Your New Year might involve a lot of lying by a beach or a pool (well, we can but dream). If that’s your kind of holiday, and you’re after something a bit lighter and purely entertaining to read, then you’re spoiled for choice. In January, Danielle Steel has a riveting new novel, Turning Point, which is bound to be a bestseller. How to Be Second Best by Jessica Dettmann (our first Book of the Monthfor 2019 — you can get it for 30 per cent discount at Booktopia by using the code NCBT18) is a hilarious and heartwarming novel by a sparking new talent about the dramas, delights and delirium of modern family life.
Going from one child to two is never easy for a family, but when Emma’s husband simultaneously fathers a third child with another woman, things get very tricky, very fast. The Woman in The Green Dress by Tea Cooper is a compelling historical mystery set in 19th century Australia, about an opal and a woman in a green dress; a green that is the colour of envy, the colour of poison … Or if your preference is for something darker and twistier, Call Me Evie by JP Pomare promises to be a striking and suspenseful read — a young woman is being held captive by a man named Jim in an isolated beach town. He says he’s hiding Evie to protect her, that she did something terrible back home in Melbourne. Evie’s not sure she can trust Jim, but can she trust her own memories?
In February, look out for Not Bad People, by Brandy Scott — if you like Liane Moriarty, you’ll love this. Deliciously funny and unputdownable, it’s the story of three friends, thirty years’ worth of shared secrets, one impulsive gesture, and a terrible accident. When friendship goes bad, someone has to pay … In March, there’s After the Party, by Cassie Hamer.

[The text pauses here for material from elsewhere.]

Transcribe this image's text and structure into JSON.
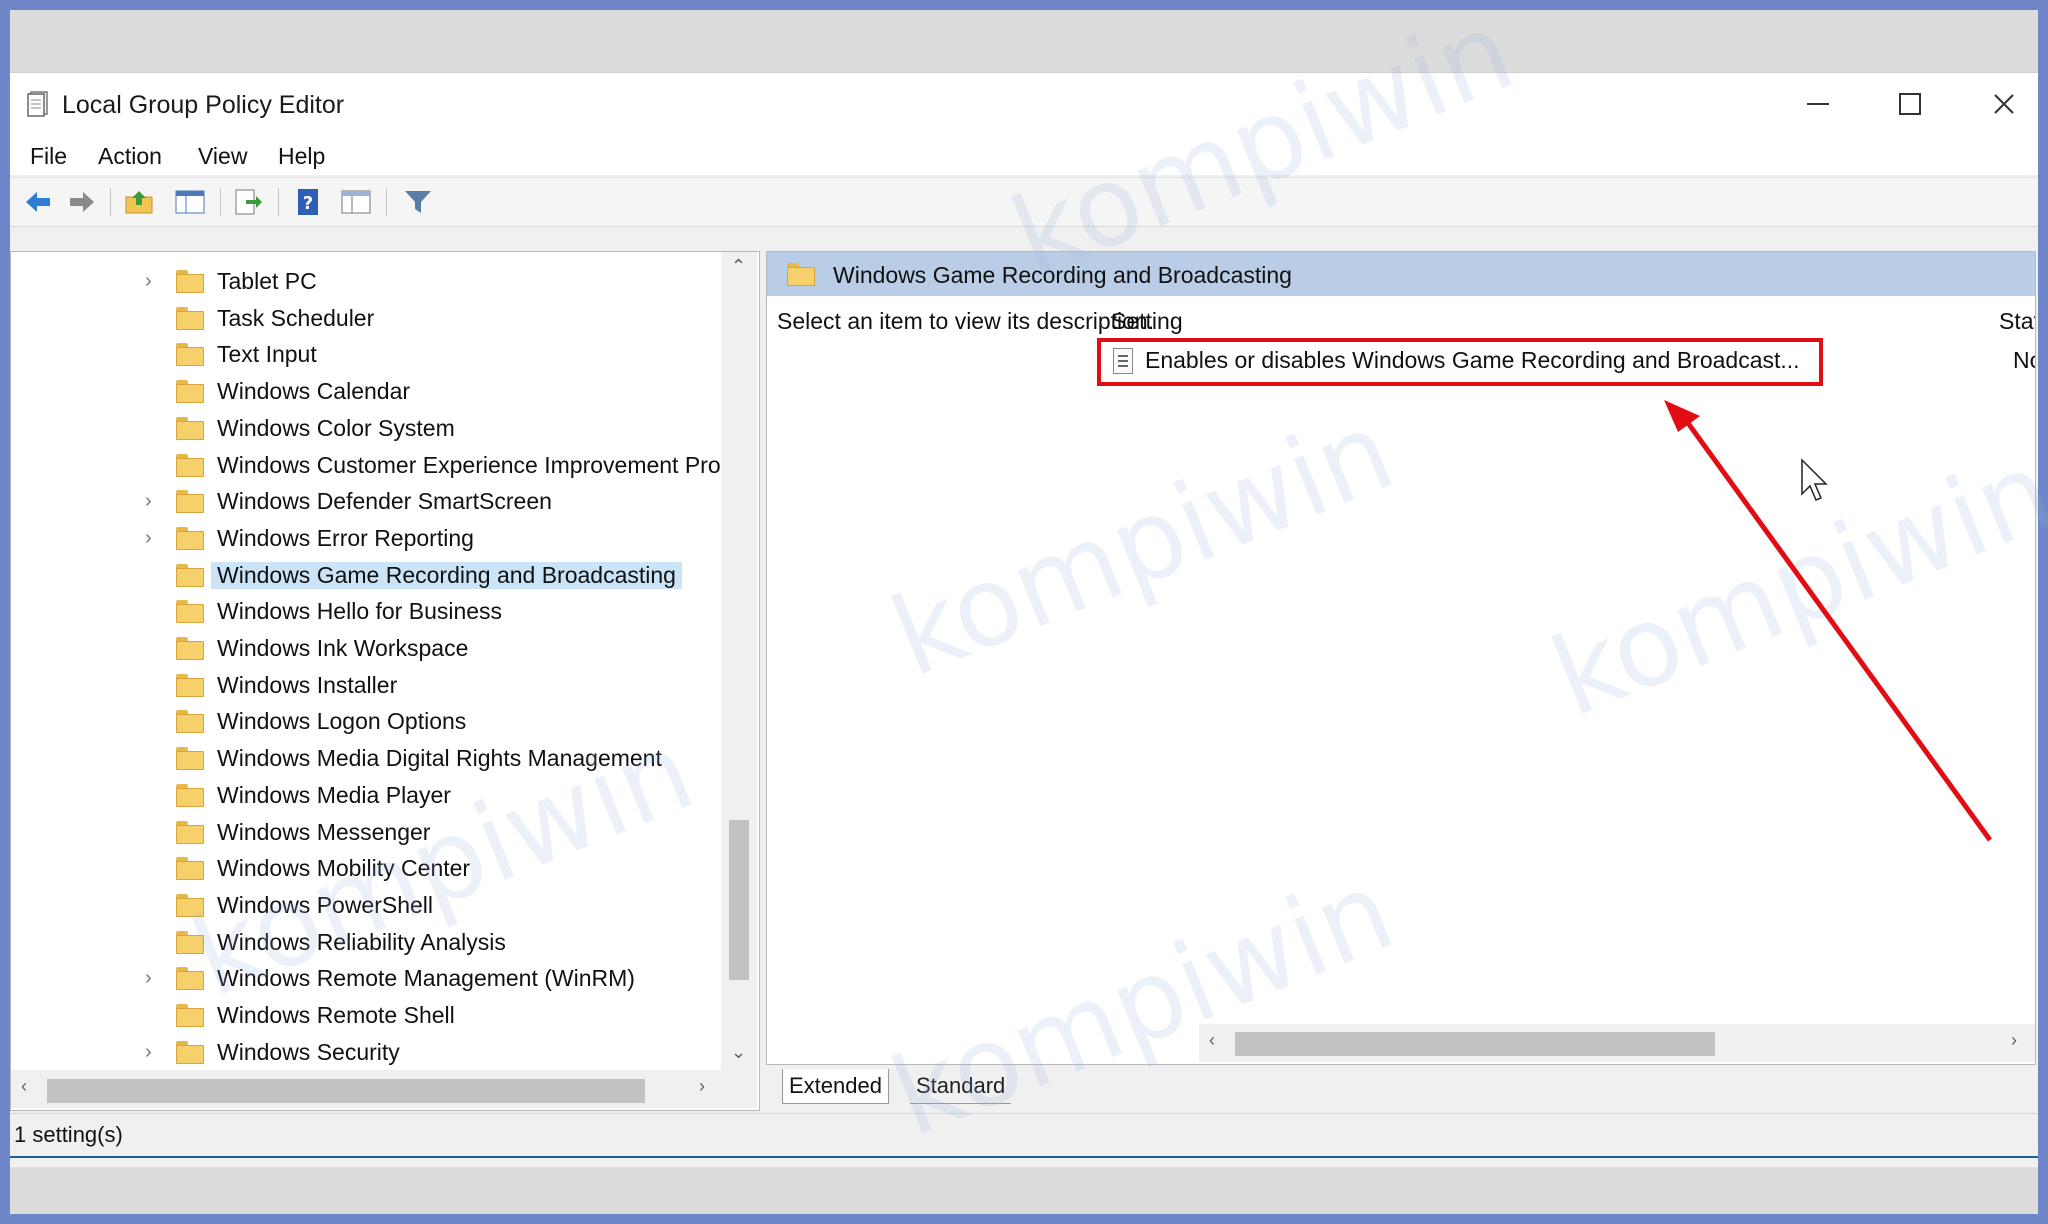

An unexpected gift left at her daughter’s fifth birthday party in the form of a little girl pitches Sydney mum Lisa Wheeldon into events both hilarious and life-changing. It’s a funny, moving and clever story that asks what wouldn’t you do to save a child?

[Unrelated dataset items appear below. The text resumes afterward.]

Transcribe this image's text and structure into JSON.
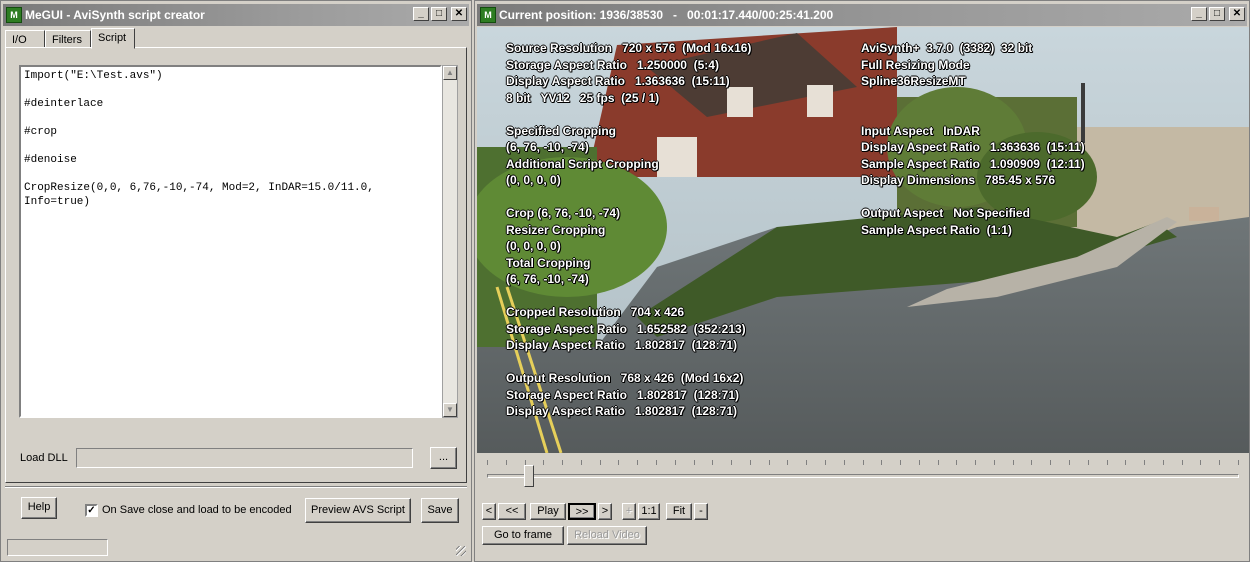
{
  "left_window": {
    "title": "MeGUI - AviSynth script creator",
    "icon_text": "M",
    "tabs": [
      {
        "label": "I/O"
      },
      {
        "label": "Filters"
      },
      {
        "label": "Script"
      }
    ],
    "script_text": "Import(\"E:\\Test.avs\")\n\n#deinterlace\n\n#crop\n\n#denoise\n\nCropResize(0,0, 6,76,-10,-74, Mod=2, InDAR=15.0/11.0,\nInfo=true)",
    "load_dll_label": "Load DLL",
    "load_dll_value": "",
    "browse_label": "...",
    "help_label": "Help",
    "checkbox_label": "On Save close and load to be encoded",
    "checkbox_checked": true,
    "checkbox_mark": "✓",
    "preview_label": "Preview AVS Script",
    "save_label": "Save",
    "status_text": ""
  },
  "right_window": {
    "title": "Current position: 1936/38530   -   00:01:17.440/00:25:41.200",
    "icon_text": "M",
    "overlay_left": "Source Resolution   720 x 576  (Mod 16x16)\nStorage Aspect Ratio   1.250000  (5:4)\nDisplay Aspect Ratio   1.363636  (15:11)\n8 bit   YV12   25 fps  (25 / 1)\n\nSpecified Cropping\n(6, 76, -10, -74)\nAdditional Script Cropping\n(0, 0, 0, 0)\n\nCrop (6, 76, -10, -74)\nResizer Cropping\n(0, 0, 0, 0)\nTotal Cropping\n(6, 76, -10, -74)\n\nCropped Resolution   704 x 426\nStorage Aspect Ratio   1.652582  (352:213)\nDisplay Aspect Ratio   1.802817  (128:71)\n\nOutput Resolution   768 x 426  (Mod 16x2)\nStorage Aspect Ratio   1.802817  (128:71)\nDisplay Aspect Ratio   1.802817  (128:71)",
    "overlay_right": "AviSynth+  3.7.0  (3382)  32 bit\nFull Resizing Mode\nSpline36ResizeMT\n\n\nInput Aspect   InDAR\nDisplay Aspect Ratio   1.363636  (15:11)\nSample Aspect Ratio   1.090909  (12:11)\nDisplay Dimensions   785.45 x 576\n\nOutput Aspect   Not Specified\nSample Aspect Ratio  (1:1)",
    "position_fraction": 0.0502,
    "buttons": {
      "first": "<",
      "back": "<<",
      "play": "Play",
      "forward": ">>",
      "last": ">",
      "zoom_in": "+",
      "zoom_1_1": "1:1",
      "fit": "Fit",
      "zoom_out": "-",
      "goto": "Go to frame",
      "reload": "Reload Video"
    }
  },
  "window_controls": {
    "minimize": "_",
    "maximize": "□",
    "close": "✕"
  },
  "colors": {
    "titlebar_inactive": "#8a8a8a",
    "face": "#d4d0c8",
    "overlay_text": "#ffffff"
  }
}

If you love crime and thrillers, 2019 is going to make you very happy. From Dervla McTiernan, the author of the critically acclaimed bestseller The Rúin, comes a compulsive new crime thriller The Scholar (March), again set in Galway and featuring DS Cormac Reilly in a high profile and high pressure case that’s uncomfortably close to home. There’s also the creepily compulsive Gone by Midnight by Candice Fox (February). The unsettling literary urban crime novel, The Rip, by Mark Brandi, or if you’re into something darker, look for Hunter, by Jack Heath (March).

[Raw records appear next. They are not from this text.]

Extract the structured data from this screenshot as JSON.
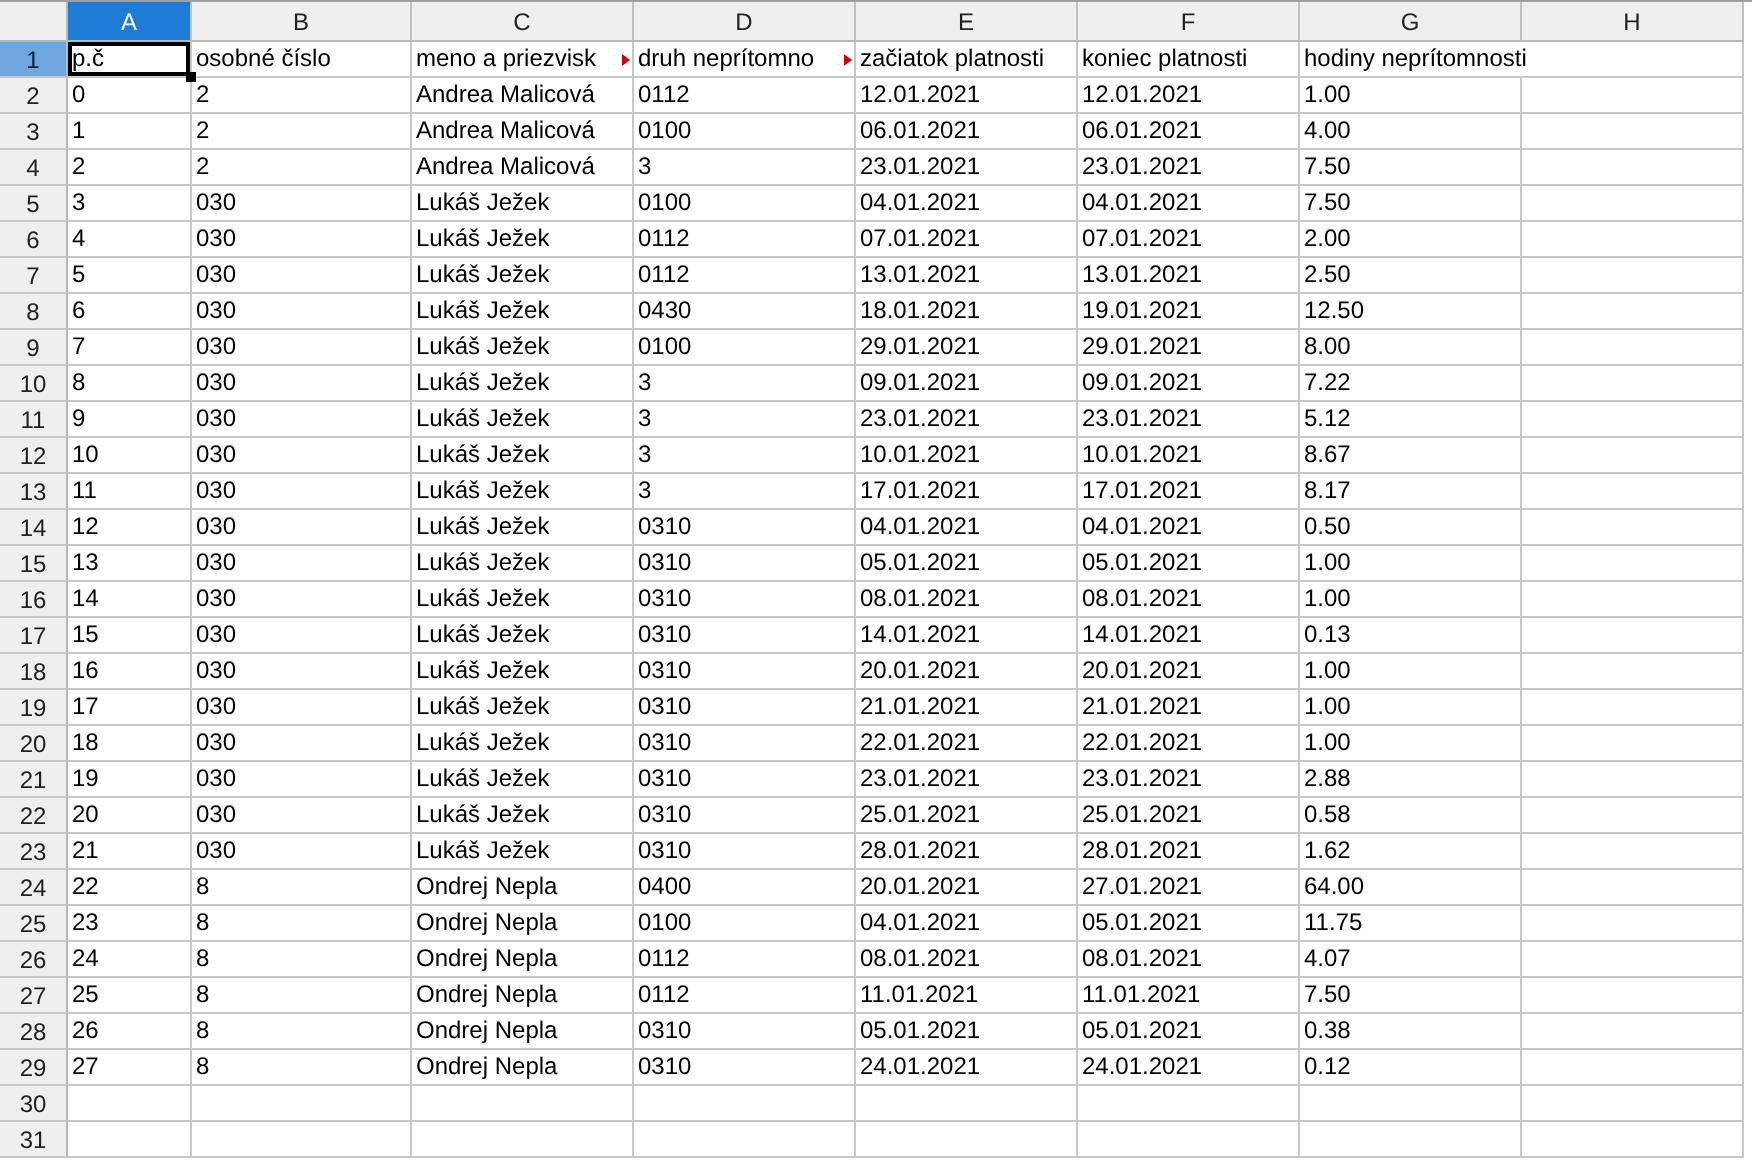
{
  "columns": [
    {
      "label": "A",
      "selected": true
    },
    {
      "label": "B",
      "selected": false
    },
    {
      "label": "C",
      "selected": false
    },
    {
      "label": "D",
      "selected": false
    },
    {
      "label": "E",
      "selected": false
    },
    {
      "label": "F",
      "selected": false
    },
    {
      "label": "G",
      "selected": false
    },
    {
      "label": "H",
      "selected": false
    }
  ],
  "rows": [
    {
      "number": "1",
      "selected": true,
      "cells": [
        {
          "text": "p.č",
          "clipped": false
        },
        {
          "text": "osobné číslo",
          "clipped": false
        },
        {
          "text": "meno a priezvisk",
          "clipped": true
        },
        {
          "text": "druh neprítomno",
          "clipped": true
        },
        {
          "text": "začiatok platnosti",
          "clipped": false
        },
        {
          "text": "koniec platnosti",
          "clipped": false
        },
        {
          "text": "hodiny neprítomnosti",
          "clipped": false
        }
      ]
    },
    {
      "number": "2",
      "selected": false,
      "cells": [
        "0",
        "2",
        "Andrea Malicová",
        "0112",
        "12.01.2021",
        "12.01.2021",
        "1.00"
      ]
    },
    {
      "number": "3",
      "selected": false,
      "cells": [
        "1",
        "2",
        "Andrea Malicová",
        "0100",
        "06.01.2021",
        "06.01.2021",
        "4.00"
      ]
    },
    {
      "number": "4",
      "selected": false,
      "cells": [
        "2",
        "2",
        "Andrea Malicová",
        "3",
        "23.01.2021",
        "23.01.2021",
        "7.50"
      ]
    },
    {
      "number": "5",
      "selected": false,
      "cells": [
        "3",
        "030",
        "Lukáš Ježek",
        "0100",
        "04.01.2021",
        "04.01.2021",
        "7.50"
      ]
    },
    {
      "number": "6",
      "selected": false,
      "cells": [
        "4",
        "030",
        "Lukáš Ježek",
        "0112",
        "07.01.2021",
        "07.01.2021",
        "2.00"
      ]
    },
    {
      "number": "7",
      "selected": false,
      "cells": [
        "5",
        "030",
        "Lukáš Ježek",
        "0112",
        "13.01.2021",
        "13.01.2021",
        "2.50"
      ]
    },
    {
      "number": "8",
      "selected": false,
      "cells": [
        "6",
        "030",
        "Lukáš Ježek",
        "0430",
        "18.01.2021",
        "19.01.2021",
        "12.50"
      ]
    },
    {
      "number": "9",
      "selected": false,
      "cells": [
        "7",
        "030",
        "Lukáš Ježek",
        "0100",
        "29.01.2021",
        "29.01.2021",
        "8.00"
      ]
    },
    {
      "number": "10",
      "selected": false,
      "cells": [
        "8",
        "030",
        "Lukáš Ježek",
        "3",
        "09.01.2021",
        "09.01.2021",
        "7.22"
      ]
    },
    {
      "number": "11",
      "selected": false,
      "cells": [
        "9",
        "030",
        "Lukáš Ježek",
        "3",
        "23.01.2021",
        "23.01.2021",
        "5.12"
      ]
    },
    {
      "number": "12",
      "selected": false,
      "cells": [
        "10",
        "030",
        "Lukáš Ježek",
        "3",
        "10.01.2021",
        "10.01.2021",
        "8.67"
      ]
    },
    {
      "number": "13",
      "selected": false,
      "cells": [
        "11",
        "030",
        "Lukáš Ježek",
        "3",
        "17.01.2021",
        "17.01.2021",
        "8.17"
      ]
    },
    {
      "number": "14",
      "selected": false,
      "cells": [
        "12",
        "030",
        "Lukáš Ježek",
        "0310",
        "04.01.2021",
        "04.01.2021",
        "0.50"
      ]
    },
    {
      "number": "15",
      "selected": false,
      "cells": [
        "13",
        "030",
        "Lukáš Ježek",
        "0310",
        "05.01.2021",
        "05.01.2021",
        "1.00"
      ]
    },
    {
      "number": "16",
      "selected": false,
      "cells": [
        "14",
        "030",
        "Lukáš Ježek",
        "0310",
        "08.01.2021",
        "08.01.2021",
        "1.00"
      ]
    },
    {
      "number": "17",
      "selected": false,
      "cells": [
        "15",
        "030",
        "Lukáš Ježek",
        "0310",
        "14.01.2021",
        "14.01.2021",
        "0.13"
      ]
    },
    {
      "number": "18",
      "selected": false,
      "cells": [
        "16",
        "030",
        "Lukáš Ježek",
        "0310",
        "20.01.2021",
        "20.01.2021",
        "1.00"
      ]
    },
    {
      "number": "19",
      "selected": false,
      "cells": [
        "17",
        "030",
        "Lukáš Ježek",
        "0310",
        "21.01.2021",
        "21.01.2021",
        "1.00"
      ]
    },
    {
      "number": "20",
      "selected": false,
      "cells": [
        "18",
        "030",
        "Lukáš Ježek",
        "0310",
        "22.01.2021",
        "22.01.2021",
        "1.00"
      ]
    },
    {
      "number": "21",
      "selected": false,
      "cells": [
        "19",
        "030",
        "Lukáš Ježek",
        "0310",
        "23.01.2021",
        "23.01.2021",
        "2.88"
      ]
    },
    {
      "number": "22",
      "selected": false,
      "cells": [
        "20",
        "030",
        "Lukáš Ježek",
        "0310",
        "25.01.2021",
        "25.01.2021",
        "0.58"
      ]
    },
    {
      "number": "23",
      "selected": false,
      "cells": [
        "21",
        "030",
        "Lukáš Ježek",
        "0310",
        "28.01.2021",
        "28.01.2021",
        "1.62"
      ]
    },
    {
      "number": "24",
      "selected": false,
      "cells": [
        "22",
        "8",
        "Ondrej Nepla",
        "0400",
        "20.01.2021",
        "27.01.2021",
        "64.00"
      ]
    },
    {
      "number": "25",
      "selected": false,
      "cells": [
        "23",
        "8",
        "Ondrej Nepla",
        "0100",
        "04.01.2021",
        "05.01.2021",
        "11.75"
      ]
    },
    {
      "number": "26",
      "selected": false,
      "cells": [
        "24",
        "8",
        "Ondrej Nepla",
        "0112",
        "08.01.2021",
        "08.01.2021",
        "4.07"
      ]
    },
    {
      "number": "27",
      "selected": false,
      "cells": [
        "25",
        "8",
        "Ondrej Nepla",
        "0112",
        "11.01.2021",
        "11.01.2021",
        "7.50"
      ]
    },
    {
      "number": "28",
      "selected": false,
      "cells": [
        "26",
        "8",
        "Ondrej Nepla",
        "0310",
        "05.01.2021",
        "05.01.2021",
        "0.38"
      ]
    },
    {
      "number": "29",
      "selected": false,
      "cells": [
        "27",
        "8",
        "Ondrej Nepla",
        "0310",
        "24.01.2021",
        "24.01.2021",
        "0.12"
      ]
    },
    {
      "number": "30",
      "selected": false
    },
    {
      "number": "31",
      "selected": false
    }
  ]
}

And three more recommendations to tuck into your back pocket: The Van Apfel Girls are Gone by Felicity McLean (April) is a delight: Tikka Molloy was only eleven and one-sixth years old in the summer of 1992, the summer that the Van Apfel sisters — Hannah, the beautiful Cordelia and Ruth — disappeared, the summer she never forgot. Blackly comic, sharply observed and totally endearing, it’s The Virgin Suicides meets Jasper Jones meets Picnic at Hanging Rock. The Land Girls by Victoria Purman is a moving story of love, loss and survival, set against a little-known part of Australian wartime experience, told through the eyes of three women in the Australian Women’s Land Army. And finally, in May, international best-selling author of Tully and The Bronze Horseman, Paullina Simons returns with The Tiger Catcher — the first novel in her new ‘End of Forever trilogy’ — a sweeping and heartbreaking epic of love, death and destiny.